Run the service (plain Docker Engine example; k8s = Deployment + Service with the same env/secrets and liveness/readiness probes on :3000):

docker run -d --name halobestie-staging \
  --env-file backend/.env.staging \
  -p 3000:3000 \
  -v /path/to/firebase-sa.json:/secrets/firebase-sa.json:ro \
  --restart unless-stopped \
  <registry>/halobestie-backend:staging
  • Publish only port 3000. The internal listener (3001) stays bound to 127.0.0.1 inside the container — do not map it.
  • FIREBASE_SERVICE_ACCOUNT_PATH must point at the mounted path (e.g. /secrets/firebase-sa.json), not a baked-in file.
  • Put a TLS-terminating reverse proxy (Nginx / Traefik / Caddy) in front for https://staging-api.halobestie.com.

Staging-specific env values (backend/.env.staging; see backend/.env.example for the full list):

Var Staging value
AUTH_JWT_SECRET a fresh secret — not the prod one
XENDIT_ENABLED false until you wire test-mode keys + webhook
XENDIT_SECRET_KEY / XENDIT_WEBHOOK_TOKEN Xendit test credentials
XENDIT_SUCCESS/FAILURE_REDIRECT_URL staging backend's /payment/return/* URLs
FAZPASS_ENABLED false (test-user OTP bypass path) unless testing real OTP
CC_ORIGIN staging control-center origin (if deployed)
ADMIN_EMAIL / ADMIN_PASSWORD staging control-center login

Public listener only. The internal listener (port 3001, control center) must stay off the public internet — don't expose it from this Cloud Run service. CC for staging, if needed, goes behind the VPC/VPN per the root architecture rules.

A5 — Capture the URL. Point a DNS record (e.g. staging-api.halobestie.com) at the host/reverse proxy and terminate TLS there.
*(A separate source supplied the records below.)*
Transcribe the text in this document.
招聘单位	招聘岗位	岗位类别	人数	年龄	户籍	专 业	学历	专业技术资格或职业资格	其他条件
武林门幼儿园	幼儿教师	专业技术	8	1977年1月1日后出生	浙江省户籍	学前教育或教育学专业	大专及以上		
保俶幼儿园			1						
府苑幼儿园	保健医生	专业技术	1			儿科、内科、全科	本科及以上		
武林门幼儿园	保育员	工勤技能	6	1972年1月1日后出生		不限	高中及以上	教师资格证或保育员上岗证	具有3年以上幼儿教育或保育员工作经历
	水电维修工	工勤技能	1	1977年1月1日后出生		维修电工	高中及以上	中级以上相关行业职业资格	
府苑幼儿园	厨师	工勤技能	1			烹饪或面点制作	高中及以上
This HTTPS URL is the value the app needs in Phase B.

App handoff (Phase B) — once A5 gives a URL

  1. Put the real URL in client_app/env/staging.json + mitra_app/env/staging.json (API_BASE_URL), and remove the _TODO key from the client file.
  2. Build the staging APK:
    cd client_app
    flutter build apk --flavor staging -t lib/main_staging.dart --dart-define-from-file=env/staging.json
    
    Output: build/app/outputs/flutter-apk/app-staging-release.apk.
  3. Distribute via Firebase App Distribution (debug-signed APK is accepted — no upload keystore needed for staging) or share the APK directly. com.mybestie.staging installs side-by-side with prod.

Release signing is still debug keys (client_app/android/app/build.gradle.kts release { ... }). Fine for Firebase App Distribution / direct APK. A real upload keystore is only required if you later publish staging to a Play Store internal-testing track. iOS staging is not wired yet (only one Runner.xcscheme — no per-flavor schemes/build-configs).

Cloud SQL

(Placeholder — pool size, machine type, HA flag, backup retention.)

Xendit

See phase5-xendit-plan.md for credential setup and webhook URL configuration. Stage 8 (live E2E) is currently blocked on test-mode keys.

Open ops decisions

  • Confirm Memorystore Standard tier for prod deploy (recommended in § Valkey).
  • Pin GCP region for backend + Cloud SQL + Memorystore (all must match for sub-ms internal latency).
  • Secrets manager (GCP Secret Manager vs Cloud Run env vars) for AUTH_JWT_SECRET, XENDIT_SECRET_KEY, etc.
  • Backup retention policy for Cloud SQL.
  • CI/CD pipeline for Cloud Run deploys.